Nell'Edda in prosa è riportata la storia di quando il dio Thor, durante uno dei suoi viaggi a levante, fece visita alla famiglia di un contadino, il padre di Röskva, e prese le sue due capre, le abbatté, le scuoiò e le cucinò. Dopo il pasto, prima di coricarsi, lasciò disposizione che tutte le ossa fossero riposte sulle rispettive pelli che erano state adagiate al suolo presso il fuoco. La famiglia fece così ma Thjálfi afferrò l'osso della coscia di una capra, lo divise con il coltello e lo spezzò per prenderne il midollo.

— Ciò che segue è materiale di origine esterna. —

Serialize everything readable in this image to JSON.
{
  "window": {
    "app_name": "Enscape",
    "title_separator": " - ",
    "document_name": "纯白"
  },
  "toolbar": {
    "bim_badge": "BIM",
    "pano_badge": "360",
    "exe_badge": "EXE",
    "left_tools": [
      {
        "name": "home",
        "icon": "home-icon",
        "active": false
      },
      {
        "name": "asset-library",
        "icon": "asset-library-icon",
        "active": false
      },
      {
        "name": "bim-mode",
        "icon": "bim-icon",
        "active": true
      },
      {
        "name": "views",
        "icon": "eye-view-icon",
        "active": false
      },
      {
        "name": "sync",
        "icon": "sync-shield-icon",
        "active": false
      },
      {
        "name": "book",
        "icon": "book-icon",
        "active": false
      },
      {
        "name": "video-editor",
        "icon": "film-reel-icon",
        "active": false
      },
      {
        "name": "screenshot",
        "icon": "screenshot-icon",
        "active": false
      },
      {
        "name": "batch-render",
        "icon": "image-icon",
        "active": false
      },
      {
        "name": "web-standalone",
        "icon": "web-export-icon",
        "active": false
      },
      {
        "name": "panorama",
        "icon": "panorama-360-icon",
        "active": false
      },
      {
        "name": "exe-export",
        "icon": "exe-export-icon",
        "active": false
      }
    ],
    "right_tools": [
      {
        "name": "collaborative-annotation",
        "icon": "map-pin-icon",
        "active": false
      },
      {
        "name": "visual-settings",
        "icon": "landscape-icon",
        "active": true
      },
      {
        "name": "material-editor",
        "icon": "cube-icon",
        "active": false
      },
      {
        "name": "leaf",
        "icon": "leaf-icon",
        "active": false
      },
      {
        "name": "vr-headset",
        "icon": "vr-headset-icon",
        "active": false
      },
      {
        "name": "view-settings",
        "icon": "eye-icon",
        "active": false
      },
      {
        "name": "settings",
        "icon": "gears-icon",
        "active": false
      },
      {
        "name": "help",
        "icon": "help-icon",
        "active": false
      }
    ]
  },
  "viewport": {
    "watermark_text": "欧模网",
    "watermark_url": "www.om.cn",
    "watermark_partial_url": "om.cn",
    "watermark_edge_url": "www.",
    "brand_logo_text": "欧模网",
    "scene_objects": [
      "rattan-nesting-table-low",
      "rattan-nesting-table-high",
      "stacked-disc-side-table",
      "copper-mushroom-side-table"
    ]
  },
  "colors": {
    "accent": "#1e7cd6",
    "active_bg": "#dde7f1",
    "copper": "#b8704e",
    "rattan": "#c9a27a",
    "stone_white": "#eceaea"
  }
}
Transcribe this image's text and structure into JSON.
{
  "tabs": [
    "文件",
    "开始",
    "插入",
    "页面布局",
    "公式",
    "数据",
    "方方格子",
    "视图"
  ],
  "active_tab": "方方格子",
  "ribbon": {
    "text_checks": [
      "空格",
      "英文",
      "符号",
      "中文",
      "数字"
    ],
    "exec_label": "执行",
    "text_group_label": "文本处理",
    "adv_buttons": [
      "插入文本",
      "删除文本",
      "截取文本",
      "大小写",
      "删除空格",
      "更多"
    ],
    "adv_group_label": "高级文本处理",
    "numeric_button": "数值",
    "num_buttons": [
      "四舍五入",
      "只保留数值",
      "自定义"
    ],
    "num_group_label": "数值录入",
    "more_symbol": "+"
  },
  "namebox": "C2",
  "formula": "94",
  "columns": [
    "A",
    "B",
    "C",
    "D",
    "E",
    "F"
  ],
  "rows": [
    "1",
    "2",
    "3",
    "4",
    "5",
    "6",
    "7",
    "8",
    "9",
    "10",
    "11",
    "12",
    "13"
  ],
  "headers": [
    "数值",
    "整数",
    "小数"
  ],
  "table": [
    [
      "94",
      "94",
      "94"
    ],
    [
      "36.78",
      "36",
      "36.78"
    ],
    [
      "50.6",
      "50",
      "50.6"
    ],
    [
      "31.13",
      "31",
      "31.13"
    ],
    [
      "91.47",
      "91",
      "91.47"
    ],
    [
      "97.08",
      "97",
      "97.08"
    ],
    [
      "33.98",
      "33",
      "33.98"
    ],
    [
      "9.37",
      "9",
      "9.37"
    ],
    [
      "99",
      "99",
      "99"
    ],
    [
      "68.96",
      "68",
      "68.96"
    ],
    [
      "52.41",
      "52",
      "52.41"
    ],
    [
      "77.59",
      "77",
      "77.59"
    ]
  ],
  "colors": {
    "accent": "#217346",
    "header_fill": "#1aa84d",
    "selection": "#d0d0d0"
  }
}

All'alba del giorno seguente il dio prese il suo martello Mjöllnir, lo levò in alto, e consacrò la pelle delle capre, le quali resuscitarono.

Quando il dio vide che una di esse zoppicava intuì che l'osso era rotto, e corrugò a tal punto la fronte per l'ira e stringeva con tale veemenza il suo martello, che il contadino tremò e cadde in ginocchio, e successivamente implorò clemenza. Ma quando vide la disperazione negli occhi di costoro si spense l'ira nel dio che accettò come giusta compensazione i due figli del contadino, che divennero da quel giorno suoi servi.

Röskva insieme al fratello, a Thor e a Loki, compì un viaggio fino al palazzo del gigante Útgarða-Loki.